Caijing: What else can be done to prevent global protectionism?

Silva: Protectionism often depends on sovereign decisions made by independent countries, and we cannot control that. That's why the WTO is important. It's important to strengthen the WTO. That's where we'll achieve balance, both to avoid protectionist practices and to avoid dumping. That's what will make trade more fair and balanced.
One important thing – I want to bring this up with President Hu Jintao – is that between Brazil and China, we need to establish a trade that is paid for in our own currencies. We don't need dollars. Why do two important countries like China and Brazil have to use the dollar as a reference, instead of our own currencies? We've already started doing this with Argentina. Our trade is taking place in our own currencies. Otherwise, we'll be in an absurd situation, where the country that caused this crisis will be the country that gets the most dollars. It's crazy that the dollar is the reference, and that you give a single country the power to print that currency. We need to give greater value to the Chinese and Brazilian currencies. The governors of our two central banks and our ministers of economy need to put their intelligence to work.
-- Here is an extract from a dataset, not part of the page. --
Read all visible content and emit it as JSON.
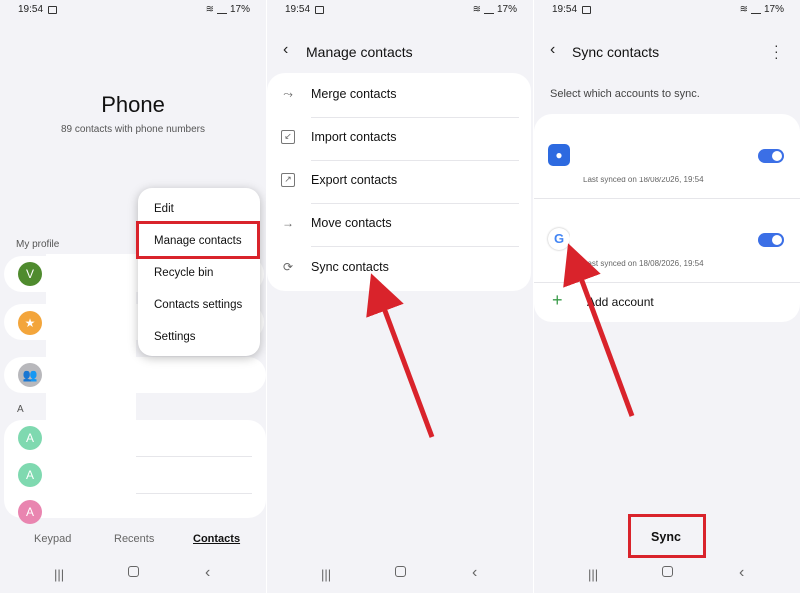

Caijing: How do you think both countries can contribute to a global economic recovery?

Silva: I think we're already doing the things we need to. We're investing more in our domestic market. We're trying to strengthen demand in our domestic market with a lot of investments. It's true that the economies of Europe, the United States and Japan, which are the world's biggest consumers, need to recover for us to be able to go back to a normal situation.

When we return to normalcy, the financial system has to play a different role. It has to be linked to production, rather than to speculation as it was before the crisis. That's what caused the crisis. China and Brazil have a great responsibility. That's why we're going to have a meeting of BRIC countries in Russia on June 16. One important thing that President Obama said at the G20 meeting was that 50 years ago, or a little more, it was very easy to make decisions. He said Roosevelt and Churchill would sit down and made decisions for the world. But today, there are more people that want to be in on the party. It's very difficult now to make decisions without listening to the BRIC countries.

Caijing: You've been pushing for emerging markets such as China and Brazil to have stronger voices in international organizations. How likely is this?
Silva: It's unavoidable. It's just a matter of time. Today, it's very difficult for the G8 to be as important as it was, say, 10 years ago. It's very difficult to set up a forum, to discuss politics or economics, without considering the existence of the emerging countries, the BRICs. Our economies are more solid than their economies. But this will depend very much on our willingness to take action because, in politics, nobody gives up any room to anyone else. We have to win that room, and that's our challenge – demanding a leading position that we have a right to in global decisions.
We already have the G5 group, which started meeting before the G8. That had two effects. First, the G5 wound up being invited to participate in G8 meetings. Second, some things that we've thought about are now being considered by the G8. Previously, the G5 members were just called in for tea and coffee. Now, we're called in for lunch and dinner. If you look at the global politics of 10 to 15 years ago, everything happened only for Europe and the United States. But that's not the case now. Now, whenever there is a meeting in the world, people want to know what China thinks and how Brazil feels. People begin to perceive that we're no longer supporting actors; we're leading actors now. This creates a new, real possibility for a new global politics. It's precisely at this moment that China, Brazil, Russia and India need to be very humble and very calm, but at the same time very audacious.